Was wunder, dass der Sohn den schließlich in einer Kneipe am Herzinfarkt dahingerafften Vater mit einer gewissen Dankbarkeit begraben hat, nachdem er ihm den Tod so lange schon gewünscht hatte. Um so erstaunlicher ist, wie sich der Ich-Erzähler selbst zu retten und eine beachtliche Karriere aufzubauen vermochte. Nach dem langen Vergraben all dieser Erinnerungen jedoch - bis zu eben jenen Erkenntnissen über die düsteren Hintergründe des Vaters - gelingt dem Autor tatsächlich so etwas wie Vergebung. Das Wissen aber bleibt wie auch diese Sehnsucht nach einem wahrhaftigeren Vater.

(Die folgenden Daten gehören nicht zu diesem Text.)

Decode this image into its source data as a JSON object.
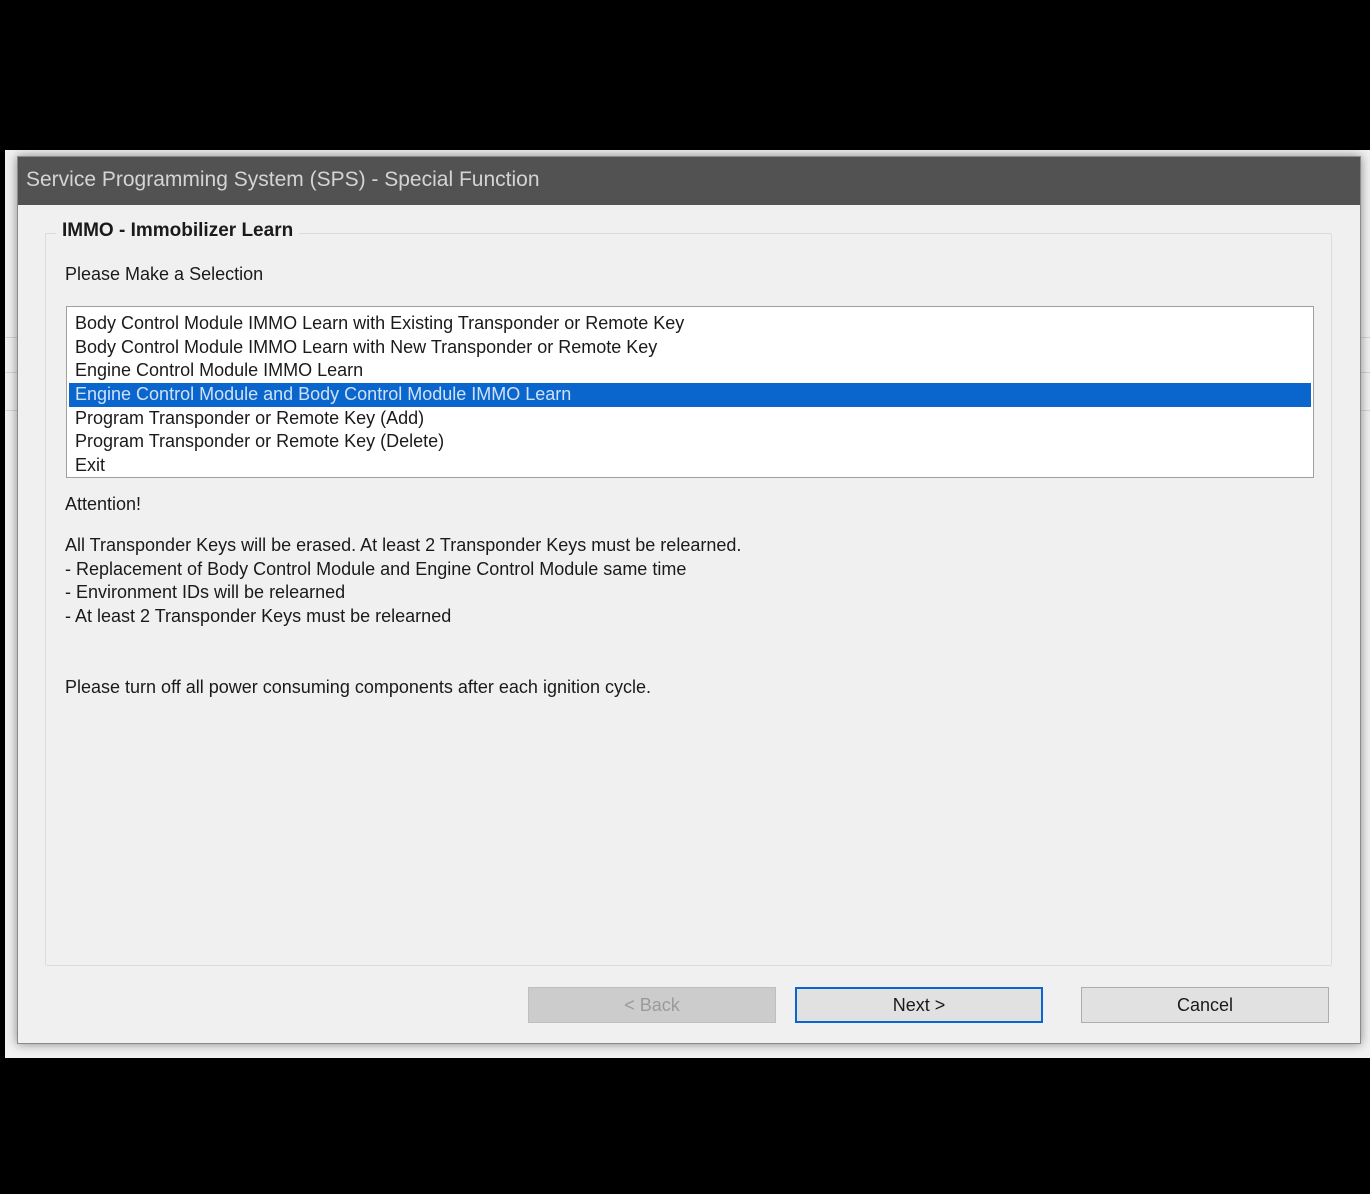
{
  "window": {
    "title": "Service Programming System (SPS) - Special Function"
  },
  "group": {
    "title": "IMMO - Immobilizer Learn"
  },
  "prompt": "Please Make a Selection",
  "options": [
    {
      "label": "Body Control Module IMMO Learn with Existing Transponder or Remote Key",
      "selected": false
    },
    {
      "label": "Body Control Module IMMO Learn with New Transponder or Remote Key",
      "selected": false
    },
    {
      "label": "Engine Control Module IMMO Learn",
      "selected": false
    },
    {
      "label": "Engine Control Module and Body Control Module IMMO Learn",
      "selected": true
    },
    {
      "label": "Program Transponder or Remote Key (Add)",
      "selected": false
    },
    {
      "label": "Program Transponder or Remote Key (Delete)",
      "selected": false
    },
    {
      "label": "Exit",
      "selected": false
    }
  ],
  "attention": {
    "title": "Attention!",
    "lines": [
      "All Transponder Keys will be erased. At least 2 Transponder Keys must be relearned.",
      "- Replacement of Body Control Module and Engine Control Module same time",
      "- Environment IDs will be relearned",
      "- At least 2 Transponder Keys must be relearned"
    ],
    "note": "Please turn off all power consuming components after each ignition cycle."
  },
  "buttons": {
    "back": "< Back",
    "next": "Next >",
    "cancel": "Cancel"
  },
  "colors": {
    "titlebar": "#525252",
    "selection": "#0a66cc",
    "dialog_bg": "#f0f0f0"
  }
}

Fazit: ein Roman voller menschlicher Abgründe, großartig geschrieben und ebenso großartig ins Deutsche übertragen, aber nur zu ertragen, weil der sprachgewaltige Autor kein bisschen larmoyant oder sentimental wird.

 

# John Burnside: Lügen über meinen Vater (aus dem Englischen von Bernhard Robben); 382 Seiten; Knaus Verlag, München; € 19,99

WOLFGANG A. NIEMANN (wan/JULIUS)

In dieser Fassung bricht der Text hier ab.